Her nails are clear though, so she doesn’t smoke Marlboro light 100’s in the flip-top box, which means she also wouldn’t snap off the filters before lighting up.  She seems to be absorbed in reading and sipping until she glances up swiftly, catching my blatant staring. She looks at me in a way you never did; she looks with caution, uncertainty, and confusion.

It’s a long while before I chance another peek at the lady who looks like you. She’s getting ready to leave, and I can just see in my mind’s eye how you would have been fighting to leave the house under the onslaught of at least half a dozen cats and your two rambunctious dogs. This lady doesn’t own any animals because there’s not a single hair on her black cotton pants, and no slight pulls and pilling where a cat would have accidentally stuck its claws. No, she would not have adopted all fourteen cats and six or so dogs like you had done over the many years.
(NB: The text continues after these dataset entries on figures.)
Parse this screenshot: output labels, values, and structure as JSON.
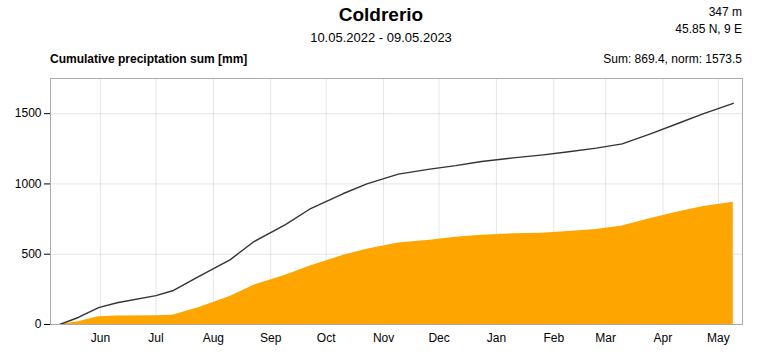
{
  "chart_data": {
    "type": "area",
    "title": "Coldrerio",
    "subtitle": "10.05.2022 - 09.05.2023",
    "ylabel": "Cumulative preciptation sum [mm]",
    "annotations": [
      "347 m",
      "45.85 N, 9 E",
      "Sum: 869.4, norm: 1573.5"
    ],
    "x": [
      0,
      10,
      21,
      31,
      52,
      61,
      75,
      92,
      105,
      122,
      135,
      153,
      166,
      183,
      200,
      214,
      228,
      245,
      260,
      273,
      290,
      304,
      320,
      334,
      348,
      364
    ],
    "series": [
      {
        "type": "area",
        "color": "#FFA500",
        "values": [
          0,
          20,
          55,
          60,
          63,
          65,
          120,
          200,
          280,
          350,
          415,
          490,
          535,
          580,
          600,
          620,
          635,
          645,
          650,
          660,
          675,
          700,
          755,
          800,
          840,
          869.4
        ]
      },
      {
        "type": "line",
        "color": "#333333",
        "values": [
          0,
          50,
          120,
          155,
          205,
          240,
          340,
          460,
          590,
          710,
          820,
          930,
          1000,
          1070,
          1105,
          1130,
          1160,
          1185,
          1205,
          1225,
          1255,
          1285,
          1360,
          1430,
          1500,
          1573.5
        ]
      }
    ],
    "xlim": [
      -5,
      369
    ],
    "xticks": [
      {
        "value": 22,
        "label": "Jun"
      },
      {
        "value": 52,
        "label": "Jul"
      },
      {
        "value": 83,
        "label": "Aug"
      },
      {
        "value": 114,
        "label": "Sep"
      },
      {
        "value": 144,
        "label": "Oct"
      },
      {
        "value": 175,
        "label": "Nov"
      },
      {
        "value": 205,
        "label": "Dec"
      },
      {
        "value": 236,
        "label": "Jan"
      },
      {
        "value": 267,
        "label": "Feb"
      },
      {
        "value": 295,
        "label": "Mar"
      },
      {
        "value": 326,
        "label": "Apr"
      },
      {
        "value": 356,
        "label": "May"
      }
    ],
    "ylim": [
      0,
      1750
    ],
    "yticks": [
      0,
      500,
      1000,
      1500
    ],
    "grid": true
  }
}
The woman who looks like you leaves, and I notice she is not pale and stick-thin. She isn’t confined to the hospital bed in the back room, down the hallway, to the right. She’s not singing like you used to; I bet she can’t even sing half as good as you. I’ll bet she was never in the hospital, so fatigued and worn, but catching a few moments of pain-free sleep. The lady who looks like you was never wondering why I didn’t visit more often, and she certainly didn’t know that I went to visit you that day. I replay those last months of your life and question what was so important in my life at that time that was more important than being with you. Nothing comes to mind.

But still this guilt drops on me like sulfurous rain, and as the lady who looks like you turns to leave, I feel a stab of panic in my breast. She can’t go, not yet. I need more time. I need you.

Morning again, and I clock-in to work. I look over at the corner table and see the lady who looks like you. Tea today. Red Rose Tea. I hold the water in my vision, I want the obscurity. I catch the sight of green-blue eyes and smile.